Contrary to our expectations, the methanogen isolates from subseafloor sediments were very closely related to previously characterized (cultivated) methanogens. Although the novelty of the isolated methanogens is unfortunately low from a taxonomic perspective, our results are consistent with previous culture-independent molecular studies, which have also detected sequences closely related to previously isolated methanogens, such as Methanosarcina and Methanobrevibacter (for example, Marchesi et al., 2001; Newberry et al., 2004). Among the bacterial isolates, strains MO-CFX1 and MO-CFX2 belonging to the Chloroflexi subphylum I, and strains MO-SPC1 and MO-SPC2 belonging to the genus Spirochaeta are of note (Figures 5a–d) because these bacterial components have been frequently reported as some of the predominant microbial components in marine subsurface environments (for example, Toffin et al., 2004; Inagaki et al., 2006; Fry et al., 2008; Webster et al., 2009). To our knowledge, these strains are the first isolates of these bacterial groups from marine subsurface environments. In addition to these bacterial strains, strain MO-XQ (Figure 5f) may be one of the major anaerobic heterotrophs in organic-rich marine sediments and an ecologically significant microbial component. The most closely 16S rRNA gene sequence to strain MO-XQ was found in riser-drilling mud fluids from the same drilling site offshore the Shimokita Peninsula of Japan (GenBank accession no. AB369171; 99% sequence similarity; Masui et al., 2008). The detailed isolation procedures and physiological properties of these isolates will be reported in the near future.

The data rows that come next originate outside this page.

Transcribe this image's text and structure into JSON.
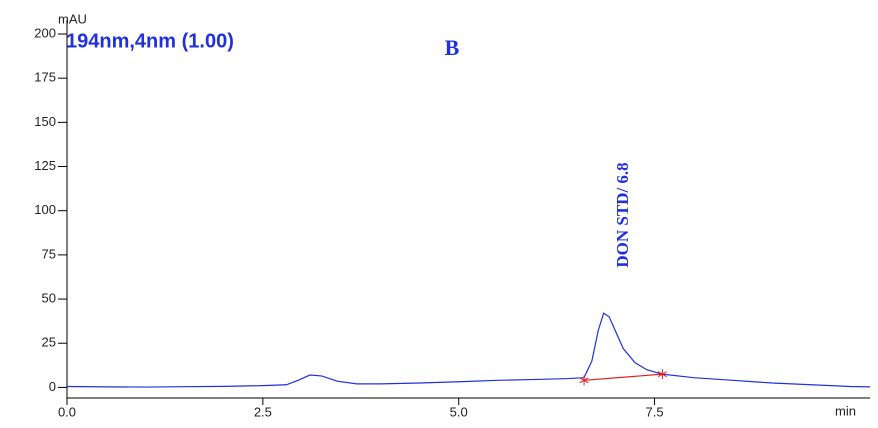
{
  "chart_data": {
    "type": "line",
    "title": "194nm,4nm (1.00)",
    "panel_label": "B",
    "annotation": "DON STD/ 6.8",
    "x_label": "min",
    "y_label": "mAU",
    "x": [
      0,
      0.5,
      1.0,
      1.5,
      2.0,
      2.5,
      2.8,
      2.95,
      3.1,
      3.25,
      3.45,
      3.7,
      4.0,
      4.5,
      5.0,
      5.5,
      6.0,
      6.4,
      6.6,
      6.7,
      6.78,
      6.85,
      6.92,
      7.0,
      7.1,
      7.25,
      7.4,
      7.6,
      8.0,
      8.5,
      9.0,
      9.5,
      10.0,
      10.25
    ],
    "series": [
      {
        "color": "#2030e0",
        "values": [
          0.5,
          0.3,
          0.2,
          0.4,
          0.6,
          1.0,
          1.5,
          4,
          7,
          6.5,
          3.5,
          2,
          2,
          2.5,
          3.2,
          4,
          4.5,
          5,
          5.5,
          15,
          32,
          42,
          40,
          32,
          22,
          14,
          10,
          7.5,
          5.5,
          4,
          2.5,
          1.5,
          0.5,
          0.3
        ]
      }
    ],
    "integration_baseline": {
      "x": [
        6.6,
        7.6
      ],
      "values": [
        4,
        7.5
      ],
      "color": "#e02020"
    },
    "xlim": [
      0,
      10.25
    ],
    "ylim": [
      -6,
      200
    ],
    "xticks": [
      {
        "value": 0,
        "label": "0.0"
      },
      2.5,
      {
        "value": 5,
        "label": "5.0"
      },
      7.5
    ],
    "yticks": [
      0,
      25,
      50,
      75,
      100,
      125,
      150,
      175,
      200
    ]
  }
}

Given the data presented here, the reactor method is a promising cultivation technique to cultivate subseafloor sedimentary microorganisms. In the future, we will further develop the new DHS reactor system for the successful cultivation of various uncultured subseafloor life, targeting some key biogeochemical players in Earth's carbon and nitrogen cycling. For example, in situ pressure, temperature and pH are significant environmental factors controlling the habitability of life in the deep biosphere. The next generation of our bioreactor system will be further improved by integrating the controllability of these geophysical and geochemical constraints into the reactor cultivation system. These are our ongoing foci.